Cultura

Ortorexia: conheça a obsessão pela dieta perfeita

Séria candidata ao posto de novo transtorno alimentar, a preocupação excessiva com o cardápio pode resultar em falta de nutrientes, ansiedade e isolamento

Em outubro de 1997, o médico americano Steven Bratman descreveu, de maneira inédita, uma prática comum entre seus pacientes: eles acreditavam que determinados alimentos seriam capazes de causar, prevenir ou tratar doenças e, por isso, seguiam uma dieta extremamente rígida. Tal comportamento foi batizado pela primeira vez na história de ortorexia, junção das palavras gregas “orexsis” (apetite) e “orthós” (correto).

“Diferentemente da anorexia e da bulimia, o quadro é marcado pela obsessão pela pureza do que se come. Ou seja, não tem relação com o peso ou as calorias”, explica a psicóloga Simone Freitas, coordenadora da Clínica de Estudos e Tratamento em Transtornos Alimentares e Obesidade da Santa Casa da Misericórdia do Rio de Janeiro.

Embora a ortorexia tenha sido nomeada há duas décadas, ainda é considerada nova e pouco explorada pela ciência – daí porque ainda não consta na lista oficial de transtornos alimentares. Mas isso não a torna menos alarmante.

Mas por que se preocupar com quem se esforça para comer tão perfeitamente? “A dieta tende a ficar cada vez mais restritiva, a ponto de se excluírem grupos alimentares importantes”, responde a nutricionista Marle Alvarenga, do Instituto Nutrição Comportamental, na capital paulista.

A expert conta que uma das características da condição é o indivíduo levar a própria refeição ao sair de casa – do contrário, às vezes nem se alimenta. É aí que o bem-estar começa a degringolar. Afinal, muitas das situações em que interagimos com amigos e familiares envolvem comida. Só que, para o ortoréxico, não seguir uma dieta regrada é sinônimo de pouca ou nenhuma força de vontade.

Bratman suspeita que muita gente se tornou ortoréxica, pelo menos em parte, devido à atual concepção do que é parecer saudável. “No meu tempo, ser ‘fit’ significava conseguir subir alguns lances de escada sem perder o fôlego. Isto é, era um termo associado à nossa resistência e à capacidade aeróbica”, diz. “Agora, ele tem a ver com um biótipo magro ou musculoso”, diferencia. Apesar de a distorção de imagem corporal não ser a principal característica da ortorexia, pode, sim, haver insatisfação com o espelho e o desejo de perder peso a fim de alcançar tal padrão – que, para atrapalhar ainda mais, é bastante difundido na internet.

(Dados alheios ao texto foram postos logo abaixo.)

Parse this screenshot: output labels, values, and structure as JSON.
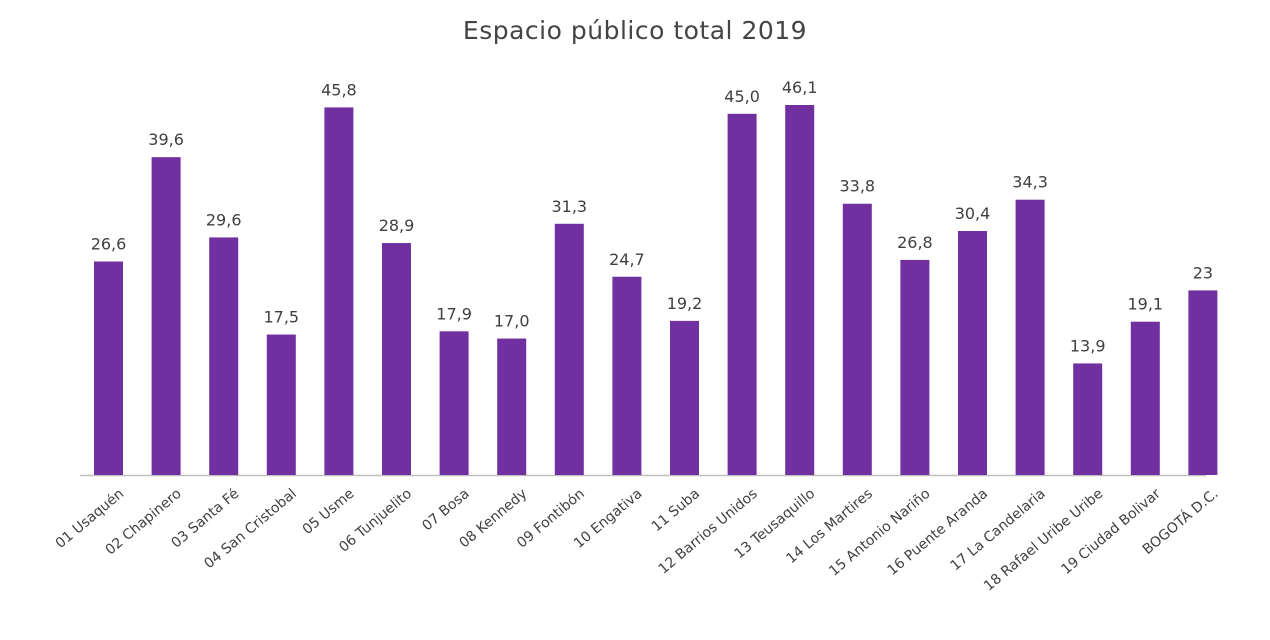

Obviamente, isso não quer dizer que quem gosta de comer bem ou decide adotar hábitos bacanas está com um pé no problema. “Na ortorexia, esses pensamentos sobre comida ocupam a mente a maior parte do tempo. Além disso, representam um fator de limitação, fazendo com que a pessoa deixe de ir a uma festa só porque não encontrará opções consideradas adequadas, por exemplo”, esclarece o psiquiatra Fábio Gomes de Matos, fundador do Centro de Tratamento de Transtornos Alimentares (Cetrata), vinculado à Universidade Federal do Ceará.

Os prejuízos da ortorexia não se restringem ao campo mental. É muito comum, por exemplo, encontrar adeptos de cardápios elaborados com a finalidade de reforçar tratamentos médicos. Vejamos o caso da dieta sem glúten. Ela é indicada a indivíduos com doença celíaca ou a chamada sensibilidade não celíaca ao glúten – e só.

Mas uma porção de gente encafifou com a proteína do trigo, abolindo-a sem motivos. E, agora, estudos têm mostrado que esse comportamento pode aumentar o risco de diabetes, doenças cardíacas e outras encrencas.

“Algumas dietas são como remédios. Se prescritas para as pessoas certas, oferecem ótimos resultados. Para outras, serão prejudiciais”, ressalta o gastroenterologista Peter Gibson, professor da Universidade Monash, na Austrália.